We Have No Beds: Ventilator Series

Noninvasive Ventilation - Part 2

Written by Dr. Ashley Binder

Remember our 60 yo male with COPD who has been on NIV for about an hour, he was looking a little less sick, let’s check back in with him. (If you missed the last post click here).

Our initial settings for the BiPAP: rate 8, IPAP 10/EPAP5, FiO2 50%.

Your ABG returns.  pH 7.21/PaCO2 100/PaO2 120/HCO3 40

You note the acidosis and the elevated PaCO2.  Your patient still has acute on chronic hypercapnic respiratory failure.  Do you want to change your settings…?  The answer is YES!

Ventilation problem? (PaCO2 out of whack?)

If the PaCO2 is too high there is hypoventilation. Too low and there is hyperventilation.  We are used to adjusting minute ventilation on a standard ventilator in assist control/volume control mode by changing the tidal volume or respiratory rate.  However, BiPAP is more analogous to pressure support mode. Recall, on a standard ventilator in pressure support mode, we can adjust PEEP and pressure support (the pressure above PEEP we want generate).

Similarly, with BiPAP, your settings include IPAP (inspiratory positive airway pressure) and EPAP (expiratory positive airway pressure).  The difference between these two pressures is referred to as ΔP. Increasing the ΔP increases the tidal volume and thus the minute ventilation. One significant difference in nomenclature should be addressed here. Whereas ΔP on an intubated patient using pressure support is identical to the level of pressure support (i.e. setting PS to 10cmH2O means ΔP = 10cmH2O, because there is a baseline PEEP), ΔP with BiPAP = IPAP – EPAP due to the manufacturer referring to IPAP with an assumed baseline of 0cmH2O.

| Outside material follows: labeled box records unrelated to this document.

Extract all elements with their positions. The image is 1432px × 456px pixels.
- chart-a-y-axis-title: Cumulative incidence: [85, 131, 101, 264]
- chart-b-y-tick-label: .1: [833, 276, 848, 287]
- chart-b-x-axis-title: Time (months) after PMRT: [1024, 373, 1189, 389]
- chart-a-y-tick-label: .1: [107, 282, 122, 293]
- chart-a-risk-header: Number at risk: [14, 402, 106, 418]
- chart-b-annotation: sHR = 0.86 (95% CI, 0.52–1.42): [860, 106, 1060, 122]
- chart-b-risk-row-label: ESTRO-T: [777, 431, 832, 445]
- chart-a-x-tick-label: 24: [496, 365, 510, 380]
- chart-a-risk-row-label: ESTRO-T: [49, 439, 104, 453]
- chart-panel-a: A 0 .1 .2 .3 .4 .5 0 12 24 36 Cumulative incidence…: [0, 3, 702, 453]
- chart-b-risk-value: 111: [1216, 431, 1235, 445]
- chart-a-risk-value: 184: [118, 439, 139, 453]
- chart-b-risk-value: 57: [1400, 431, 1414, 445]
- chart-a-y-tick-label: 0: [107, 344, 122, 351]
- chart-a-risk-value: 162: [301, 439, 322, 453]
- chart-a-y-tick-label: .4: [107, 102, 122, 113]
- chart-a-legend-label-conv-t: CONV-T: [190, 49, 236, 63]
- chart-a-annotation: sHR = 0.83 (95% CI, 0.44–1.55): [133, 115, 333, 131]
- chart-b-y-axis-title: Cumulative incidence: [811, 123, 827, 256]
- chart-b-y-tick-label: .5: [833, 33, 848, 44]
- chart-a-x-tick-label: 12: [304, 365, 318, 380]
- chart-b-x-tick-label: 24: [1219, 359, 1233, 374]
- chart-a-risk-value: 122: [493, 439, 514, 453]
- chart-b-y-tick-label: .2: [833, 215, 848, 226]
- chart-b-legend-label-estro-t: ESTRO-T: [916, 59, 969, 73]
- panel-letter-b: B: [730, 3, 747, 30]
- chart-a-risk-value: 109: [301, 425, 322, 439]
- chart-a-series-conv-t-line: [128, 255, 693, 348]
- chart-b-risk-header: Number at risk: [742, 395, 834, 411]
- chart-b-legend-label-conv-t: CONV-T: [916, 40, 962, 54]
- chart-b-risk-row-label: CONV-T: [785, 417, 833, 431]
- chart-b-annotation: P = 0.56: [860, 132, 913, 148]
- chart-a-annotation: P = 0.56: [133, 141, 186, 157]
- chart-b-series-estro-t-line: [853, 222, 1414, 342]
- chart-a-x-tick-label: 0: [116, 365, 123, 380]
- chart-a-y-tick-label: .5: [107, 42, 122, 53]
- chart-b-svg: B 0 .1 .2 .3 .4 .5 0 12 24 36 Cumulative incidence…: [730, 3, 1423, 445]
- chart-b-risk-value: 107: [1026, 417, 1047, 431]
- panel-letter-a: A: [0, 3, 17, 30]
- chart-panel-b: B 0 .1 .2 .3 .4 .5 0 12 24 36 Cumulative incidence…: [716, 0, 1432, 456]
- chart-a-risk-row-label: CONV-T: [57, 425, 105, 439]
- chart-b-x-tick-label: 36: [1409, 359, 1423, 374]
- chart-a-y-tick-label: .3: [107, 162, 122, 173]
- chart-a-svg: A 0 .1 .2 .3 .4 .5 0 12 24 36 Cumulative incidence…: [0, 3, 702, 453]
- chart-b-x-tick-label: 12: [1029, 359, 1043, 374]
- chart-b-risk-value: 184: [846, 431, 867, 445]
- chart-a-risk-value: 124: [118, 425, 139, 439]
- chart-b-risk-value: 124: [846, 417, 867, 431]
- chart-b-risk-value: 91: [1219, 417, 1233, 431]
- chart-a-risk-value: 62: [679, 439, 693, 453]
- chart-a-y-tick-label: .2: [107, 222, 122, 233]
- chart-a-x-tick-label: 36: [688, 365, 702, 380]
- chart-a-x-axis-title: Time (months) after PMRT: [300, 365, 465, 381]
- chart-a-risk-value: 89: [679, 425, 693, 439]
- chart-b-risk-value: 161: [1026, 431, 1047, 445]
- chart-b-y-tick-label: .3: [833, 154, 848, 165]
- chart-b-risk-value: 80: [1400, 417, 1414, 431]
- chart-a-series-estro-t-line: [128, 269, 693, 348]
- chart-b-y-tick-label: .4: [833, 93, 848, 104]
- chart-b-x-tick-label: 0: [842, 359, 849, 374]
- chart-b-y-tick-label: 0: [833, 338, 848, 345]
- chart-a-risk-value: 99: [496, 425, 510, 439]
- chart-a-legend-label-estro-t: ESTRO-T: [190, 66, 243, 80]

We can also change the rate on some machines, but remember, this is only a back up rate, and you will have to set it higher than what the patient is doing on their own to be effective. Additionally, with BiPAP, the patient is required to make some effort in order for significant tidal volumes to be delivered, and the relationship between an increase in ΔP and increased in TV is infrequently linear, so do not be surprised if you make significant changes to IPAP without the expected increased in TV.

Let’s try this with your patient:

The PaCO2 of 100 means he is still hypoventilating, so lets help him out.  We need to increase the ΔP to increase his tidal volume.  Increasing his IPAP from 10 to 14 will increase his ΔP from 5 to 9.  We can leave his rate alone because he is spontaneously breathing at 25 bpm.

Oxygenation issues? (PaO2 ridiculous?)

Look at the PaO2 (goal of at least 60mmHg): is it too high or low?  You can also watch the O2 saturation monitor, your goal is typically >93% but with COPD you can have a slightly lower goal, 88-93%. Try to keep saturations <100% to avoid hyperoxemia. To change the oxygenation of a ventilated patient you change the FiO2 and PEEP. How do we do this on the BiPAP?

FiO2 is the same on the BiPAP as it is on a ventilator. PEEP (positive end expiratory pressure) is analogous to the EPAP.

Let’s try this with your patient:

The PaO2 of 120 means there is hyperoxemia, we should avoid this as much as possible. The EPAP is at 5 and any lower than 4 risks rebreathing CO2 so let’s keep it simple and adjust the FiO2 from 50% to 35%.

Our new BiPAP settings are rate 8, IPAP 14/EPAP5, FiO2 35%. 1 hour later you check an ABG: pH 7.36/CO2 70/O2 75/HCO3 38.  Success!!  

The patient has shown improvement with the setting changes.  His ABG is not back to normal but it is finally moving in the right direction.  He is now looking more relaxed, and the medical management you have provided with bronchodilators and steroids is kicking in. He is very grateful to you for not intubating him.

Time to call the MICU for admission: the indication is hypercapneic respiratory failure in need of continuous BiPAP.